Of all the challenges facing our state, one of the urgent issues that I hear about most consistently from Granite Staters is the importance of mental health and the struggles that people face accessing care. I hear about this issue from veterans and fire fighters like Stephen, law enforcement, medical professionals, and teachers. I hear about this issue from students and young people, like Loreley Godfrey of Portsmouth. At age 18, after her friend suffered a panic attack and Loreley didn’t know how to help, Loreley was inspired to try to improve mental health education for young people. Since then, she has become a powerful advocate for improving mental health care, including advocating for legislative action in Concord.
Stephen and Loreley remind us that anyone can face mental health care challenges. A person’s age, job, zip code, or political party does not make them exempt from the weight of depression or anxiety. If people from as different backgrounds as Stephen and Loreley are saying similar things, it is clear that we should listen to them and try to do more on this urgent issue.
Tackling our country’s mental health care crisis is a daunting challenge. However, Stephen and Loreley’s experiences remind us that if we speak out and work together, we have the capacity to meet that challenge – and that each of us can help make a difference. When people speak out and share their own struggles with mental health – just as Stephen did – the harmful barriers and stigmas that prevent people from getting help begin to crumble. These conversations on their own may seem small, but collectively there’s a ripple effect and helps give more people the courage to get the help that they need. When more people speak up, those who may feel isolated or alienated on account of their mental health struggles gain hope by knowing that while they face real challenges, they do not walk alone.
These conversations are an important start, but it is clear that we also need to do more to strengthen our mental health services and make them more accessible. Loreley’s experience shows us how individual conversations can also inspire advocacy and legislative action. In New Hampshire – with our citizen-led democracy – we know that the best way to solve a problem is to step up, speak out, and get involved.
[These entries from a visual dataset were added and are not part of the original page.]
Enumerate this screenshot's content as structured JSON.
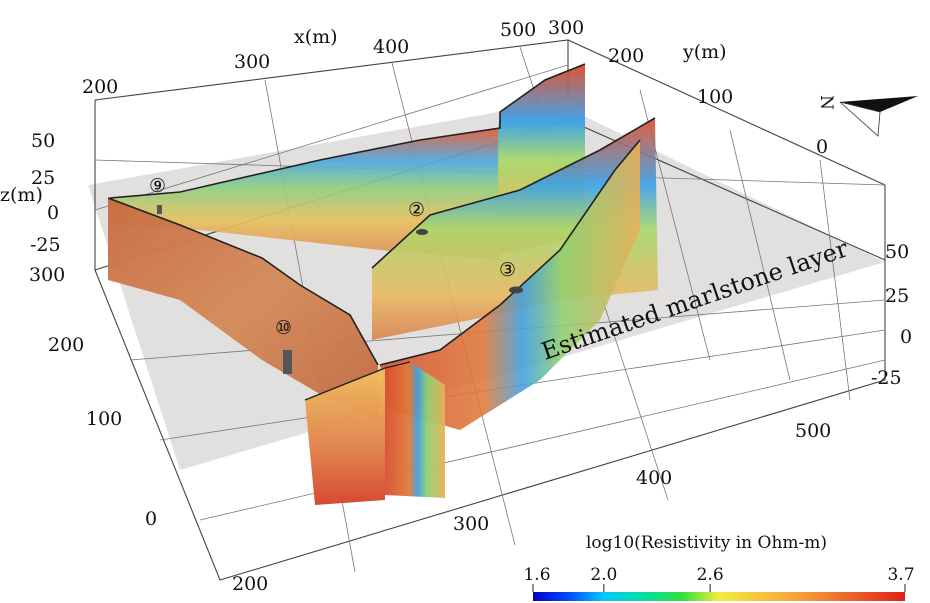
{
  "axes": {
    "x": {
      "label": "x(m)",
      "ticks": [
        "200",
        "300",
        "400",
        "500"
      ]
    },
    "y": {
      "label": "y(m)",
      "ticks": [
        "300",
        "200",
        "100",
        "0"
      ]
    },
    "z": {
      "label": "z(m)",
      "ticks": [
        "50",
        "25",
        "0",
        "-25"
      ]
    },
    "front_x_ticks": [
      "200",
      "300",
      "400",
      "500"
    ],
    "left_y_ticks": [
      "300",
      "200",
      "100",
      "0"
    ],
    "right_z_ticks": [
      "50",
      "25",
      "0",
      "-25"
    ]
  },
  "layer_label": "Estimated marlstone layer",
  "boreholes": [
    {
      "id": "9",
      "label": "⑨"
    },
    {
      "id": "2",
      "label": "②"
    },
    {
      "id": "3",
      "label": "③"
    },
    {
      "id": "10",
      "label": "⑩"
    }
  ],
  "north_arrow": {
    "label": "N",
    "icon": "north-arrow-icon"
  },
  "colorbar": {
    "title": "log10(Resistivity in Ohm-m)",
    "ticks": [
      "1.6",
      "2.0",
      "2.6",
      "3.7"
    ],
    "tick_values": [
      1.6,
      2.0,
      2.6,
      3.7
    ],
    "min": 1.6,
    "max": 3.7,
    "colors": [
      "#0000c8",
      "#00c8ff",
      "#00e676",
      "#f2ec3c",
      "#f5a03a",
      "#e02018"
    ]
  }
}
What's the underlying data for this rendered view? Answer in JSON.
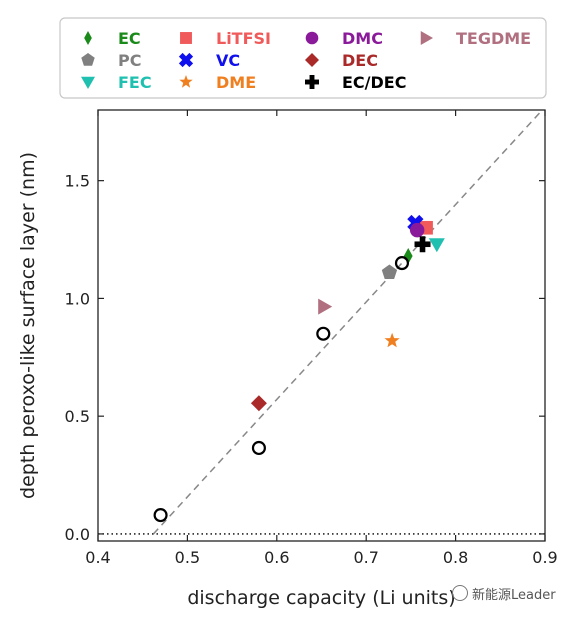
{
  "chart_data": {
    "type": "scatter",
    "xlabel": "discharge capacity (Li units)",
    "ylabel": "depth peroxo-like surface layer (nm)",
    "xlim": [
      0.4,
      0.9
    ],
    "ylim": [
      -0.03,
      1.8
    ],
    "xticks": [
      0.4,
      0.5,
      0.6,
      0.7,
      0.8,
      0.9
    ],
    "xtick_labels": [
      "0.4",
      "0.5",
      "0.6",
      "0.7",
      "0.8",
      "0.9"
    ],
    "yticks": [
      0.0,
      0.5,
      1.0,
      1.5
    ],
    "ytick_labels": [
      "0.0",
      "0.5",
      "1.0",
      "1.5"
    ],
    "grid": false,
    "legend_position": "top",
    "fit_line": {
      "style": "dashed",
      "color": "#888888",
      "points": [
        [
          0.462,
          0.0
        ],
        [
          0.897,
          1.8
        ]
      ]
    },
    "reference_line": {
      "style": "dotted",
      "color": "#000000",
      "y": 0.0
    },
    "series": [
      {
        "name": "EC",
        "color": "#1a8a1a",
        "marker": "thin-diamond",
        "x": [
          0.747
        ],
        "y": [
          1.18
        ]
      },
      {
        "name": "PC",
        "color": "#808080",
        "marker": "pentagon",
        "x": [
          0.726
        ],
        "y": [
          1.11
        ]
      },
      {
        "name": "FEC",
        "color": "#20c0b0",
        "marker": "triangle-down",
        "x": [
          0.779
        ],
        "y": [
          1.23
        ]
      },
      {
        "name": "LiTFSI",
        "color": "#f05a5a",
        "marker": "square",
        "x": [
          0.767
        ],
        "y": [
          1.3
        ]
      },
      {
        "name": "VC",
        "color": "#1010ee",
        "marker": "x-filled",
        "x": [
          0.755
        ],
        "y": [
          1.32
        ]
      },
      {
        "name": "DME",
        "color": "#f07f20",
        "marker": "star",
        "x": [
          0.729
        ],
        "y": [
          0.82
        ]
      },
      {
        "name": "DMC",
        "color": "#8a1a9a",
        "marker": "circle",
        "x": [
          0.757
        ],
        "y": [
          1.29
        ]
      },
      {
        "name": "DEC",
        "color": "#aa2a2a",
        "marker": "diamond",
        "x": [
          0.58
        ],
        "y": [
          0.555
        ]
      },
      {
        "name": "EC/DEC",
        "color": "#000000",
        "marker": "plus-filled",
        "x": [
          0.763
        ],
        "y": [
          1.23
        ]
      },
      {
        "name": "TEGDME",
        "color": "#b07080",
        "marker": "triangle-right",
        "x": [
          0.653
        ],
        "y": [
          0.965
        ]
      },
      {
        "name": "",
        "color": "#000000",
        "marker": "open-circle",
        "x": [
          0.47,
          0.58,
          0.652,
          0.74
        ],
        "y": [
          0.08,
          0.365,
          0.85,
          1.15
        ]
      }
    ]
  },
  "watermark": "新能源Leader"
}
I have seen firsthand the difference that individuals can make when they speak out on the importance of expanding our mental health infrastructure and ensuring that more people can get the help that they need. For example, in the aftermath of the Uvalde school shooting and through the advocacy of Granite Staters and Americans across our country, we were able to pass the Bipartisan Safer Communities Act, which, among other measures, supported the national suicide hotline and will help expand mental health services in schools.
Make no mistake: we are not powerless in the face of the mental health crisis that is challenging our country. When we have difficult conversations and share our own struggles with our family, friends, and neighbors, we can dismantle destructive stigmas and open the door to a better future. And when the American people build coalitions, stand united, and speak out, our leaders listen and we are able to make meaningful change. No matter who you are, do not underestimate the positive difference that your voice can make for your loved ones, friends, community, and country.
We have much more work to do, to be sure. No one conversation or one law will solve the mental health crisis alone. But the advocacy of everyday Granite Staters is still the best way that I know to make progress and build a better tomorrow for New Hampshire.
Maggie Hassan, of Newfields, represents New Hampshire in the U.S. Senate.